What is Labour’s policy on the customs union and single market?
26 October 2018
What was claimed
Labour is pushing Theresa May for the UK to have access to the Single Market after Brexit.
Labour says it wants to be outside of the single market after Brexit, but has tabled amendments calling on the government to seek “full access to the internal market of the European Union”. Labour suggests the issue of free movement would have to be negotiated in this scenario. It’s hard to judge how feasible this would be as a negotiating position, but it seems to fall foul of the EU’s red lines.
What was claimed
Labour is pushing Theresa May for a UK-wide Customs Union.
Labour says it wants to whole of the UK to be outside the EU customs union after Brexit, but in a new customs union with similar levels of access, and the ability to strike free trade deals. This, like the government’s Chequers proposal, is likely to be unpalatable to the EU. It’s hard to judge how feasible this would be as a negotiating position, but it seems to fall foul of the EU’s red lines.
The crucial word here is “a”. The EU customs union is a free trade area in which countries can’t put tariffs on goods and services imported from each other, and set the same tariff for countries outside the union. All EU member states must be a part of the customs union.
Labour wants to leave the customs union, but negotiate a new one on very similar terms. Back in February, Jeremy Corbyn said this would “ensure that there are no tariffs with Europe” and “would depend on Britain being able to negotiate agreement of new trade deals.”
Ms Nandy specified that Labour’s desired customs union would be UK-wide. This is probably because there has been some talk of only Northern Ireland remaining in the customs union, while the rest of the UK leaves it. The government has ruled out only Northern Ireland remaining in the customs union.
What is Labour’s policy on the single market?
The EU single market is more wide-ranging: member countries sign up to the free movement of goods, services, people and money across their borders. The single market is made up of all EU member states plus a few others.
Labour has ruled out remaining in the single market, but still wants access to it. In July, Labour tabled an amendment (which didn’t pass) to the EU Trade Bill, stating that the government should aim “to ensure the United Kingdom has full access to the internal market of the European Union, underpinned by shared institutions and regulations, with no new impediments to trade and common rights, standards and protections as a minimum”.
What exactly this would mean in practice is not completely clear. Some commentators have suggested that Labour’s position is to be as close as possible to the single market (following things like EU court rulings and regulations on workers rights) without allowing the free movement of people from the EU. In June Labour’s shadow Brexit secretary Keir Starmer said freedom of movement would “have to be part of the negotiations”, and also that “in our manifesto we made it clear that freedom of movement will end when we leave the EU. The gritty details of Labour’s policy haven’t been fully spelled out.

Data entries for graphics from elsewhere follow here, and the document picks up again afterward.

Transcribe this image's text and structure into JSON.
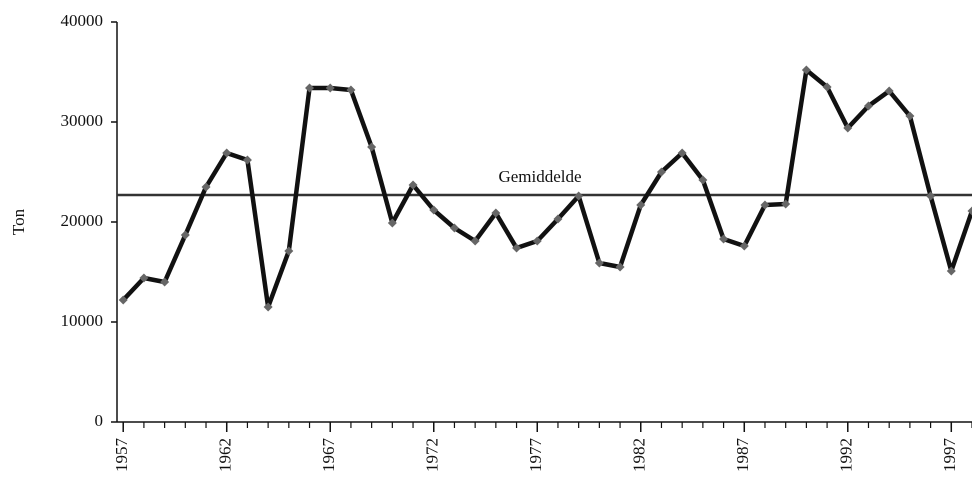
{
  "chart_data": {
    "type": "line",
    "y_label": "Ton",
    "x": [
      1957,
      1958,
      1959,
      1960,
      1961,
      1962,
      1963,
      1964,
      1965,
      1966,
      1967,
      1968,
      1969,
      1970,
      1971,
      1972,
      1973,
      1974,
      1975,
      1976,
      1977,
      1978,
      1979,
      1980,
      1981,
      1982,
      1983,
      1984,
      1985,
      1986,
      1987,
      1988,
      1989,
      1990,
      1991,
      1992,
      1993,
      1994,
      1995,
      1996,
      1997,
      1998
    ],
    "series": [
      {
        "color": "#111111",
        "marker_color": "#666666",
        "values": [
          12200,
          14400,
          14000,
          18700,
          23500,
          26900,
          26200,
          11500,
          17100,
          33400,
          33400,
          33200,
          27500,
          19900,
          23700,
          21200,
          19400,
          18100,
          20900,
          17400,
          18100,
          20300,
          22600,
          15900,
          15500,
          21700,
          25000,
          26900,
          24200,
          18300,
          17600,
          21700,
          21800,
          35200,
          33500,
          29400,
          31600,
          33100,
          30600,
          22600,
          15100,
          21100
        ]
      }
    ],
    "reference_line": {
      "value": 22700,
      "label": "Gemiddelde",
      "color": "#333333"
    },
    "xlim": [
      1956.7,
      1998
    ],
    "xticks": [
      1957,
      1962,
      1967,
      1972,
      1977,
      1982,
      1987,
      1992,
      1997
    ],
    "ylim": [
      0,
      40000
    ],
    "yticks": [
      0,
      10000,
      20000,
      30000,
      40000
    ]
  }
}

Is Labour’s policy viable?
It’s hard to judge how feasible this stance would be as a negotiating position is, for the simple reason that Labour are not the ones negotiating Brexit.
But much as the EU have rebuffed aspects of the government’s “Chequers proposal” for “undermining the Single Market”, it’s plausible that Labour’s policies on both the customs union and single market would also fall foul of the EU’s red lines.

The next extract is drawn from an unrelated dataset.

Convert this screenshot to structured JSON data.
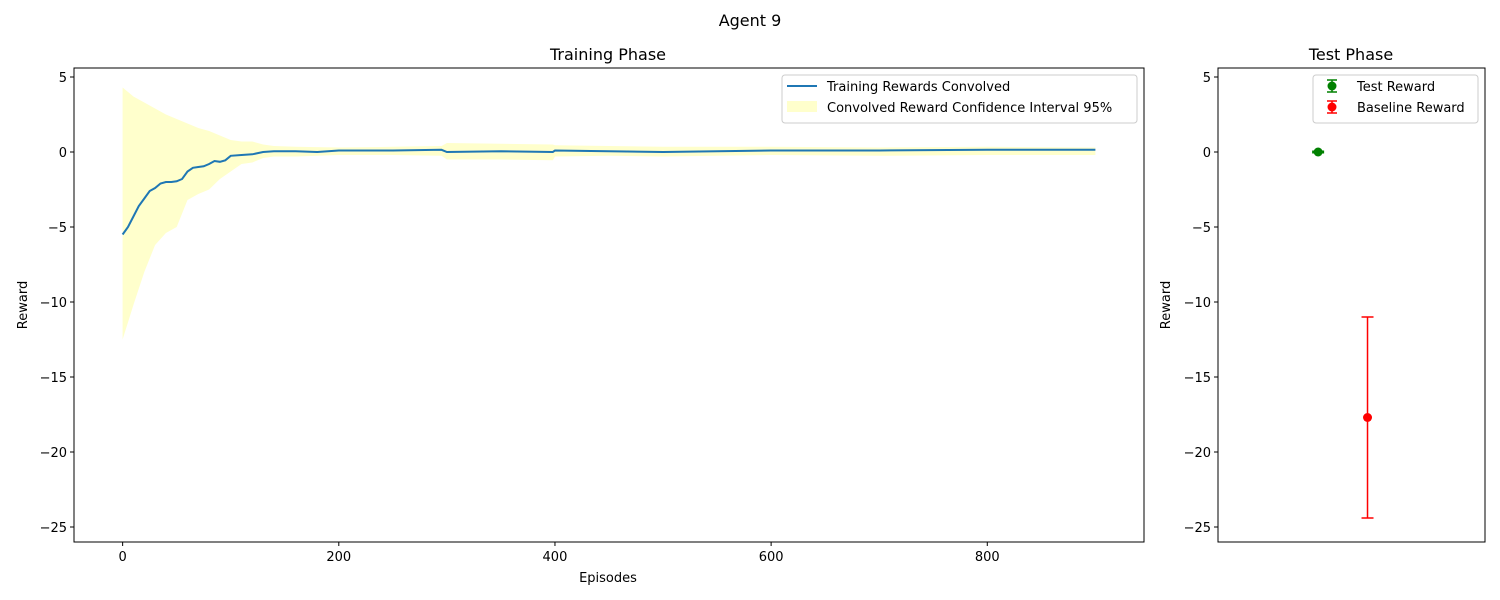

On the customs union proposals, there’s precedent which suggests it is feasible to negotiate a customs union similar to the one we’re currently in, but it’s unlikely we’d also be able to have the freedom to strike wider trade deals.
The EU does have a separate customs union with a few other countries, for example Turkey. The union with Turkey isn’t as extensive as the EU customs union, or the union Mr Corbyn suggested he wanted in February (services and some non-agricultural goods are not covered). The terms of the EU-Turkey customs union mean that Turkey has limited freedom to strike trade deals with non-EU countries, and must also follow EU rules on things like industrial standards.
The EU said it will not accept a “pick and mix approach” which gives Britain the same rights in terms of customs union access as other EU states, without the same obligations not to strike wider trade deals on its own.
On single-market access, it seems implausible that we could remain as close to the single market as Labour wishes to, without accepting freedom of movement. In June 2016 the EU said “access to the single market requires acceptance of all four freedoms, including the freedom of movement”. President Tusk summed it up with another culinary metaphor: “There will be no single market à la carte”.